CREDIT: This story was first seen in Nursing in Practice
Nearly 85% of primary care patients have said they have ‘trust’ and ‘confidence’ in the last practice nurse they were seen by, according to new national data, Nursing in Practice reports.
However, the figure (84.5%) revealed in NHS England’s 2017 GP Patient Survey, is a decrease of 0.1 percentage points from 84.6% in 2016.
Other questions regarding the patients’ overall access to primary care show a decline in accessibility since 2016.

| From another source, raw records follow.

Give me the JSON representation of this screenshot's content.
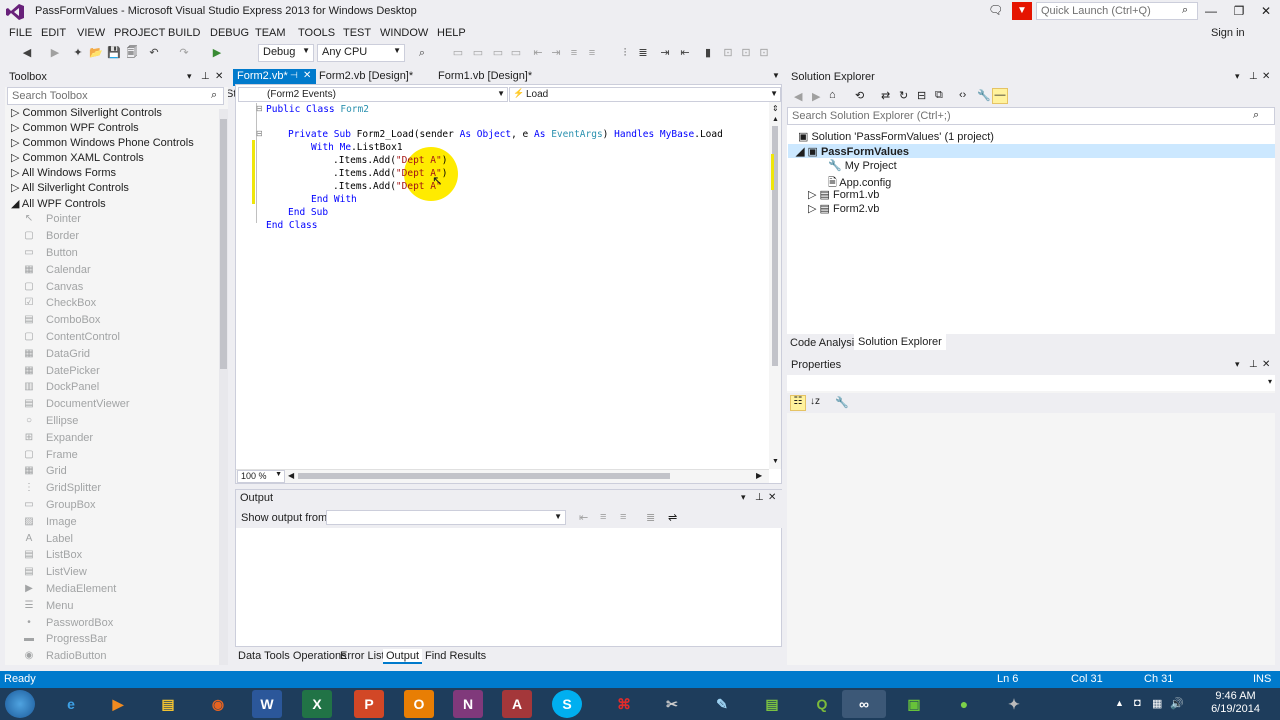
{
  "window": {
    "title": "PassFormValues - Microsoft Visual Studio Express 2013 for Windows Desktop",
    "quick_launch_placeholder": "Quick Launch (Ctrl+Q)",
    "minimize": "—",
    "maximize": "❐",
    "close": "✕",
    "sign_in": "Sign in"
  },
  "menu": [
    "FILE",
    "EDIT",
    "VIEW",
    "PROJECT",
    "BUILD",
    "DEBUG",
    "TEAM",
    "TOOLS",
    "TEST",
    "WINDOW",
    "HELP"
  ],
  "toolbar": {
    "start_label": "Start",
    "config": "Debug",
    "platform": "Any CPU"
  },
  "toolbox": {
    "title": "Toolbox",
    "search_placeholder": "Search Toolbox",
    "groups": [
      "Common Silverlight Controls",
      "Common WPF Controls",
      "Common Windows Phone Controls",
      "Common XAML Controls",
      "All Windows Forms",
      "All Silverlight Controls",
      "All WPF Controls"
    ],
    "items": [
      "Pointer",
      "Border",
      "Button",
      "Calendar",
      "Canvas",
      "CheckBox",
      "ComboBox",
      "ContentControl",
      "DataGrid",
      "DatePicker",
      "DockPanel",
      "DocumentViewer",
      "Ellipse",
      "Expander",
      "Frame",
      "Grid",
      "GridSplitter",
      "GroupBox",
      "Image",
      "Label",
      "ListBox",
      "ListView",
      "MediaElement",
      "Menu",
      "PasswordBox",
      "ProgressBar",
      "RadioButton"
    ]
  },
  "doc_tabs": [
    "Form2.vb*",
    "Form2.vb [Design]*",
    "Form1.vb [Design]*"
  ],
  "editor": {
    "class_combo": "(Form2 Events)",
    "method_combo": "Load",
    "zoom": "100 %",
    "code": {
      "l1a": "Public Class",
      "l1b": " Form2",
      "l2a": "Private Sub",
      "l2b": " Form2_Load(sender ",
      "l2c": "As",
      "l2d": " ",
      "l2e": "Object",
      "l2f": ", e ",
      "l2g": "As",
      "l2h": " ",
      "l2i": "EventArgs",
      "l2j": ") ",
      "l2k": "Handles",
      "l2l": " ",
      "l2m": "MyBase",
      "l2n": ".Load",
      "l3a": "With",
      "l3b": " ",
      "l3c": "Me",
      "l3d": ".ListBox1",
      "l4a": ".Items.Add(",
      "l4b": "\"Dept A\"",
      "l4c": ")",
      "l5a": ".Items.Add(",
      "l5b": "\"Dept A\"",
      "l5c": ")",
      "l6a": ".Items.Add(",
      "l6b": "\"Dept A\"",
      "l7": "End With",
      "l8": "End Sub",
      "l9": "End Class"
    }
  },
  "output": {
    "title": "Output",
    "show_from_label": "Show output from:"
  },
  "bottom_tabs": [
    "Data Tools Operations",
    "Error List",
    "Output",
    "Find Results"
  ],
  "solution_explorer": {
    "title": "Solution Explorer",
    "search_placeholder": "Search Solution Explorer (Ctrl+;)",
    "solution": "Solution 'PassFormValues' (1 project)",
    "project": "PassFormValues",
    "items": [
      "My Project",
      "App.config",
      "Form1.vb",
      "Form2.vb"
    ],
    "tabs": [
      "Code Analysis",
      "Solution Explorer"
    ]
  },
  "properties": {
    "title": "Properties"
  },
  "status": {
    "ready": "Ready",
    "ln": "Ln 6",
    "col": "Col 31",
    "ch": "Ch 31",
    "ins": "INS"
  },
  "taskbar": {
    "time": "9:46 AM",
    "date": "6/19/2014"
  },
  "colors": {
    "accent": "#007ACC",
    "vs_purple": "#68217A",
    "highlight": "#FFEB00"
  }
}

The results are based on surveys of 2.15 million patients taken between January and March 2017.
Over 808,000 patients completed and returned the questionnaires, which the results are based on.
The survey asked patients about the last time they saw or spoke to a nurse from their GP surgery, with the following results on how good that nurse was at each of the following:
- Giving you enough time – 79.5% good and 1.5% bad
- Listening to you – 78.6% good and 1.7% bad
- Explaining tests and treatments – 76.1% good and 1.5% bad
- Involving you in decisions about your care – 65.9% good and 1.9% bad
- Treating you with care and concern – 77.5% good and 1.9% bad
The survey report noted that the proportion of patients saying their nurse was good at involving them in decisions about their care has dropped since 2012 – from 68.2% to 65.9% – but remained stable since 2016 when it was 65.8%.
The survey also indicated a decline in overall access to primary care services as well as longer waits to see or speak with a clinician.
84.3% of patients said they were able to get an appointment to see or speak to someone the last time they tried, a decrease of 0.7 percentage points from 84.9% since 2016.
Of patients who were able to get an appointment, 92.1% said their appointment was convenient, a decrease of 0.3 percentage points from 92.5% since 2016.
In addition, 64.2% said they normally wait 15 minutes or less after their appointment time to be seen, a decrease of 0.7 percentage points from 64.9% since 2016.
57.7% of patients said “they don’t normally have to wait too long” to be seen, a decrease of 0.6 percentage points since 2016.
Professor Helen Stokes-Lampard, Chair of the Royal College of GPs, said: ‘It’s very concerning that more people are having to wait for longer to get appointments with their practice nurse.
‘It is particularly worrying that some patients are deciding not to seek medical advice at all if they are not able to get an appointment initially.
‘We need the pledges in NHS England’s GP Forward View – which includes an extra £2.4bn a year for general practice and 5,000 additional GPs – to be delivered as a matter of urgency so that our patients can see a GP when they need to and receive the quality care they deserve.’
Dr Richard Vautrey, acting chair of the British Medical Association’s GP committee, said: ‘Despite GPs and their practice teams working flat out to provide as good a service as they can and see as many patients as promptly as possible, these figures reflect the growing impact from the unsustainable pressures facing general practice.
‘It is unfair on patients across the country that their increasing needs are not being recognised by the government, which is failing to address increasing staff shortages and is providing insufficient funding, leaving too many patients waiting longer for the care they need,’ he added.